Acute care: warm & wet → IV loop diuretic ± nitro; cold & wet → inotrope + diuretic + consider MCS; NIV for respiratory distress; continue beta-blocker unless shock; address triggers (ischemia, arrhythmia, infection, nonadherence).
In-hospital GDMT (HFrEF): initiate all four pillars — ARNI (or ACEi/ARB), evidence-based beta-blocker, MRA, SGLT2 inhibitor — once euvolemic and hemodynamically stable; add hydralazine/ISDN in Black NYHA III–IV; IV iron if deficient.

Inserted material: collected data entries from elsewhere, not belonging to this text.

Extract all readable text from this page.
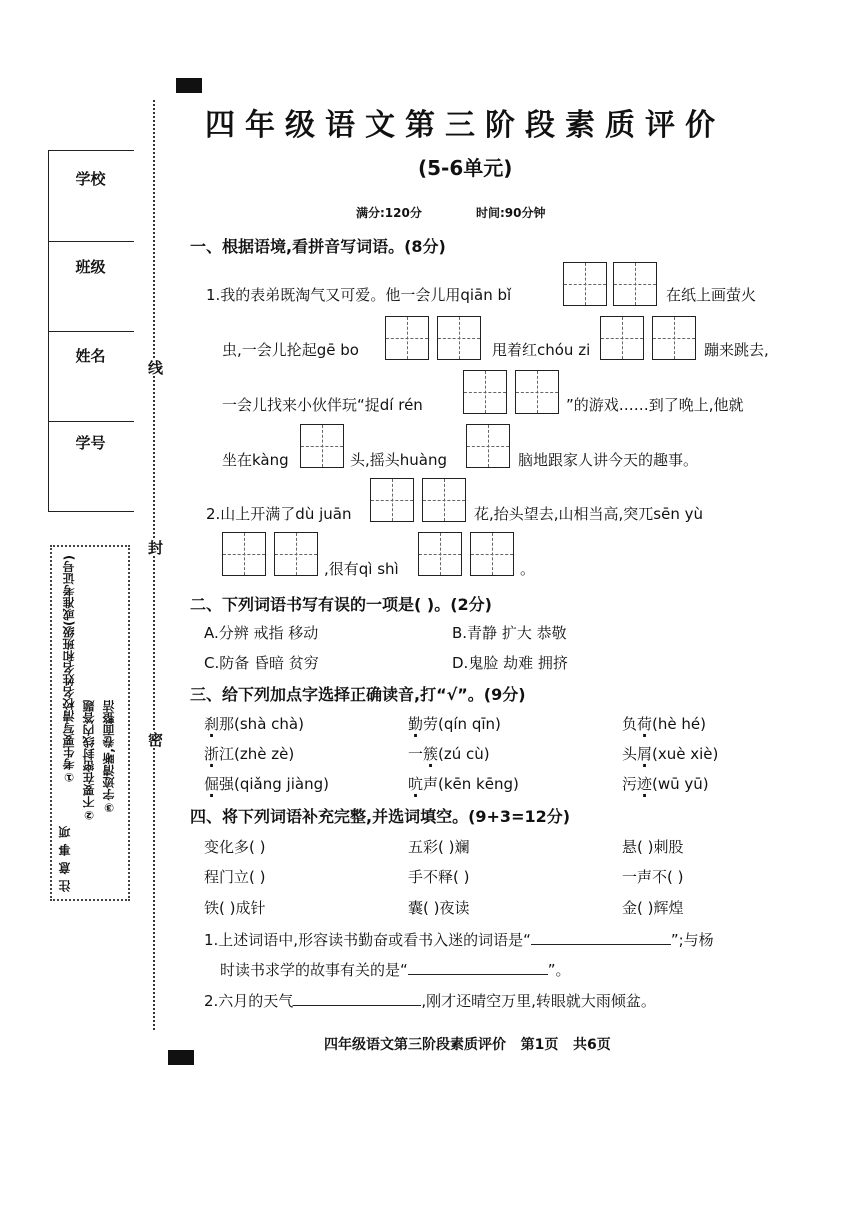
学校
班级
姓名
学号
线
封
密
注意事项
①考生要写清校名姓名和班级(或准考证号) ②不要在密封线内答题 ③字迹清晰,卷面整洁
四年级语文第三阶段素质评价
(5-6单元)
满分:120分	时间:90分钟
一、根据语境,看拼音写词语。(8分)
1.我的表弟既淘气又可爱。他一会儿用qiān bǐ	在纸上画萤火
虫,一会儿抡起gē bo	甩着红chóu zi	蹦来跳去,
一会儿找来小伙伴玩“捉dí rén	”的游戏……到了晚上,他就
坐在kàng	头,摇头huàng	脑地跟家人讲今天的趣事。
2.山上开满了dù juān	花,抬头望去,山相当高,突兀sēn yù
,很有qì shì	。
二、下列词语书写有误的一项是( )。(2分)
A.分辨 戒指 移动	B.青静 扩大 恭敬
C.防备 昏暗 贫穷	D.鬼脸 劫难 拥挤
三、给下列加点字选择正确读音,打“√”。(9分)
刹那(shà chà)	勤劳(qín qīn)	负荷(hè hé)
浙江(zhè zè)	一簇(zú cù)	头屑(xuè xiè)
倔强(qiǎng jiàng)	吭声(kēn kēng)	污迹(wū yū)
四、将下列词语补充完整,并选词填空。(9+3=12分)
变化多( )	五彩( )斓	悬( )刺股
程门立( )	手不释( )	一声不( )
铁( )成针	囊( )夜读	金( )辉煌
1.上述词语中,形容读书勤奋或看书入迷的词语是“	”;与杨
时读书求学的故事有关的是“	”。
2.六月的天气	,刚才还晴空万里,转眼就大雨倾盆。
四年级语文第三阶段素质评价   第1页   共6页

HFpEF: SGLT2 inhibitor is class I; aggressive BP control, AF management, weight loss, OSA treatment; diuretic for symptoms.
Transitions and prevention: medication reconciliation, teach-back education, 48–72-hour phone call, 7–14-day clinic visit, cardiac rehab referral, vaccinations, advance care planning, and palliative care for advanced disease — together these define exam-quality HF care and the modern value-based metric set on which Step 3 increasingly tests you, with ICD reassessment at 3 months of optimized GDMT closing the longitudinal loop.